Arnoldus ignorait tout des pouvoirs de la croix. Aucun des textes
qu'il avait parcourus durant ces années ne les mentionnait. Au
fond, monsieur de Villanova doutait de leur existence. Pour les
raisons qu'il avait lancées à Arnaud Amalric. Dieu ne permettrait
jamais que la représentation du corps de Son fils, martyrisé sur la
croix, concède un pouvoir d'horreur et de destruction. En vérité,
monsieur de Villanova doutait que la croix de perdition accorde
l'immortalité à quiconque la possédait… mais en était-il
certain ? Le gouffre qui séparait la sérénité de l'inquiétude
se résumait à cette unique question. Et si un autre fol, désespéré
par son anonymat, sa médiocrité, assoiffé de gloire et de démesure,
se convainquait un jour du contraire ? Tout recommencerait
alors.
Il lui fallait retrouver cette croix avant
quiconque. La faire exorciser, la détruire. Aidé par ses compagnons
de guerre obscure, il convaincrait Clément V de cette
nécessité. Après tout, le pape, comme ses prédécesseurs, vivait
dans la crainte permanente d'une nouvelle hérésie.

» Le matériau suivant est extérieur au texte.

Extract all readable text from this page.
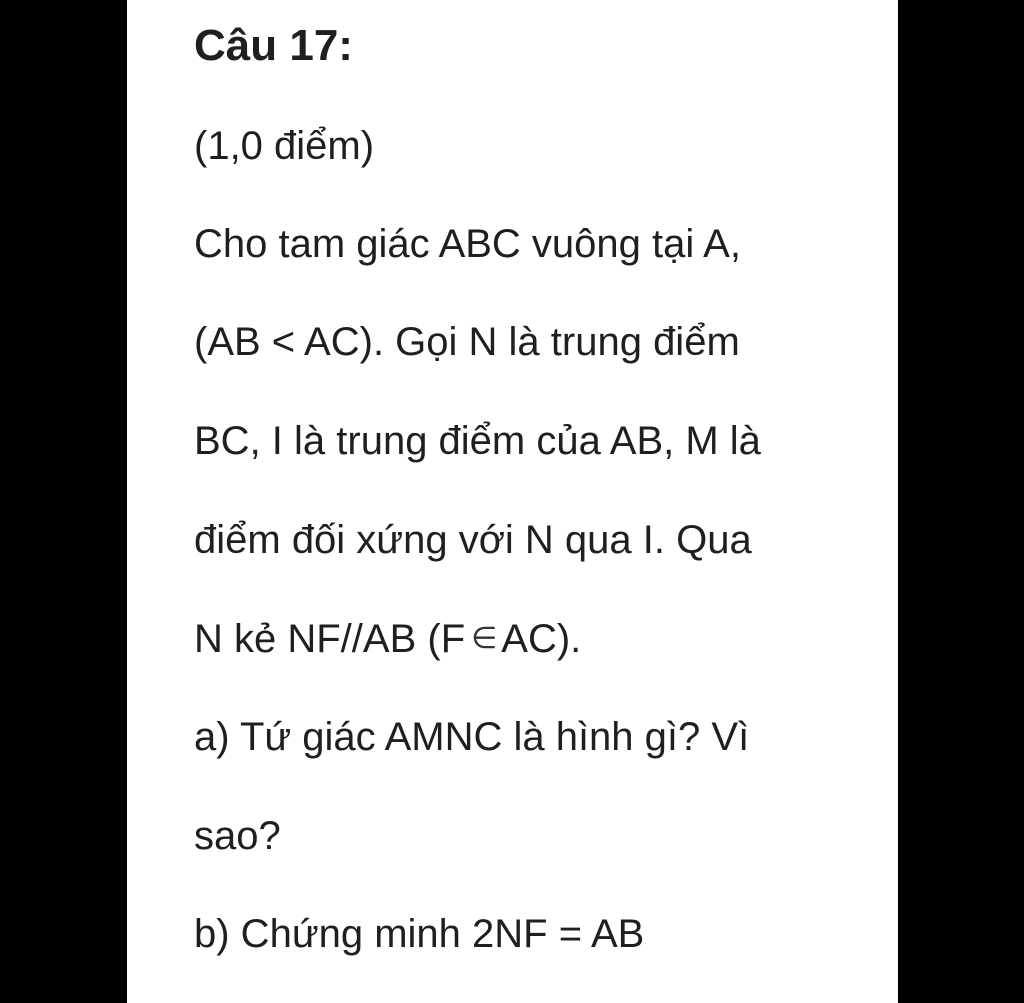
Câu 17:
(1,0 điểm)
Cho tam giác ABC vuông tại A,
(AB < AC). Gọi N là trung điểm
BC, I là trung điểm của AB, M là
điểm đối xứng với N qua I. Qua
N kẻ NF//AB (F ∈ AC).
a) Tứ giác AMNC là hình gì? Vì
sao?
b) Chứng minh 2NF = AB
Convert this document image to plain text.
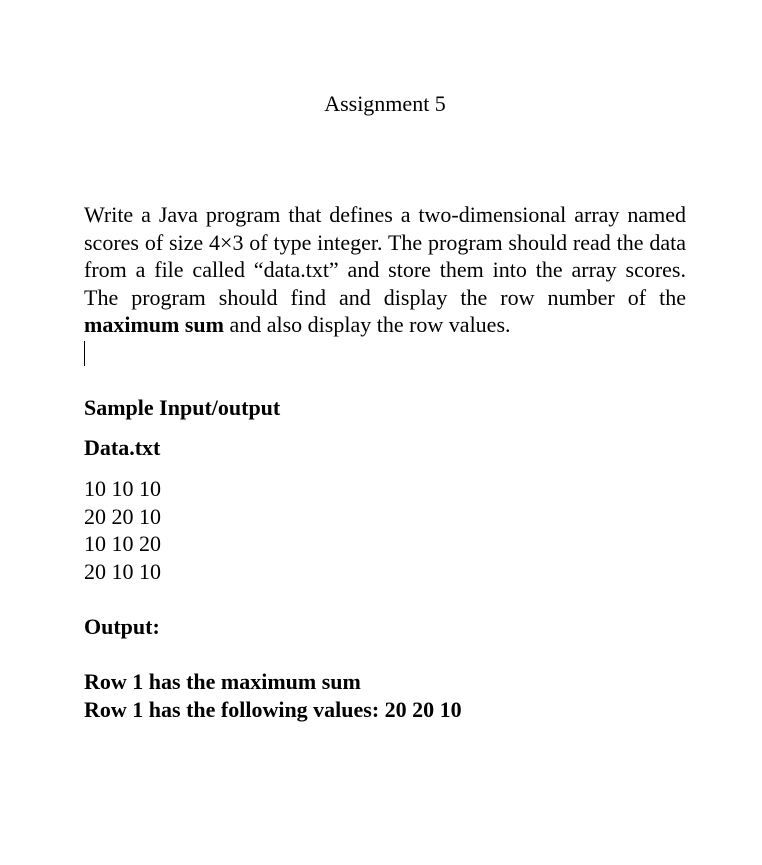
Assignment 5
Write a Java program that defines a two-dimensional array named scores of size 4×3 of type integer. The program should read the data from a file called “data.txt” and store them into the array scores. The program should find and display the row number of the maximum sum and also display the row values.
Sample Input/output
Data.txt
10 10 10
20 20 10
10 10 20
20 10 10
Output:
Row 1 has the maximum sum
Row 1 has the following values: 20 20 10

Un sourire détendit le visage charnu de monsieur
de Villanova, et il étouffa un rire. Un vieillard ?
Soixante-dix-sept ans ? La belle affaire ! Tudieu !
Sornettes de bonne femme en vérité. Il la tiendrait en laisse, la
vieillerie, et encore longtemps. Il avait à nouveau un but, une
mission. Il trouverait l'énergie, la force et la pugnacité qui
allaient avec. Il retrouverait la croix de Béziers.
Un coup sans délicatesse frappé contre sa porte le
releva. La silhouette massive d'un gens d'armes s'encadra dans le
chambranle. Le bonnet à la main, l'homme déclara :
– Votre chariot couvert est prêt, messire.
Les chemins sont encore mauvais, mais on passera.